In the above-noted parent application Ser. No. 625,543, several embodiments of resonant cavity filter devices are disclosed for tapping spectral line widths as narrow as 0.01 Angstrom from an optical waveguide or fiber propagating many relatively broad bandwidth signals modulating light energy in the 1 to 2 micron region of the electromagnetic spectrum. As pointed out in that application, a principal objective in the removal of very narrow line widths from an optical waveguide trunk is the potential for the realization of an optical communications system in which a large number of information channels may be transmitted along a single optical waveguide trunk with a facility for tapping discrete channels at successive taps or branch lines along the trunk. It is also recognized that the number of successive taps on a single trunk is limited principally by the removal of energy from side channels by upstream taps whose purpose is to remove only one channel.

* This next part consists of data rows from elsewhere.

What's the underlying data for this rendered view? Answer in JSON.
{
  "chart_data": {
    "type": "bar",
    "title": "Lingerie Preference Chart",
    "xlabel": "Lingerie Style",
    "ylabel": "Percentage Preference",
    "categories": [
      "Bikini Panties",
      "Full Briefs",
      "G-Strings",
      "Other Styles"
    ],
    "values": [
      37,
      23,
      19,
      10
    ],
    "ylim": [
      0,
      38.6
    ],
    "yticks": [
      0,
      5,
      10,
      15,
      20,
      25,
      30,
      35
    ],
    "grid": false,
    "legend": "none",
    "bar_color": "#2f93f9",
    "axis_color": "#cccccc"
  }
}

Certain of the embodiments disclosed in the aforementioned co-pending application employ so-called serial resonant cavities tuned in what is termed a vernier or coresonant relationship so that only one channel is coresonant in each of the serial resonant cavities, thus reducing or eliminating energy removed from the side orders of the desired coresonant channel. The narrow line wavelengths of interest are passed to a first resonant cavity in which the line width of interest is resonated along with side orders of the line width of interest. The second resonant cavity is coupled to the first resonant cavity and tuned to include the line width of interest, but with side orders at different spectral intevals than those of the first resonant cavity so only the line width of interest will be coresonant in both cavities. In this manner, only the desired, coresonant channel will be available at the output of the second resonant cavity.
Although these serial cavities demonstrate great potential for the selective tapping of very narrow line widths of light energy from an optical waveguide, the approach is restricted by the light energy loss accumulating after successive taps from a trunk. That is, these resonant taps, while effective in removing selected wavelength-distinct channels, do reduce the transmission energy of the wavelengths that are side orders of the selected wavelength.
Additionally, the parent application also describes an embodiment which provide integral dual cavities in which one cavity is completed by a path through a second cavity. The latter arrangement not only provides the above-noted vernier effect to pass only the selected wavelength to the branch line, but also improves the passby function as subsequently explained in detail in the present application.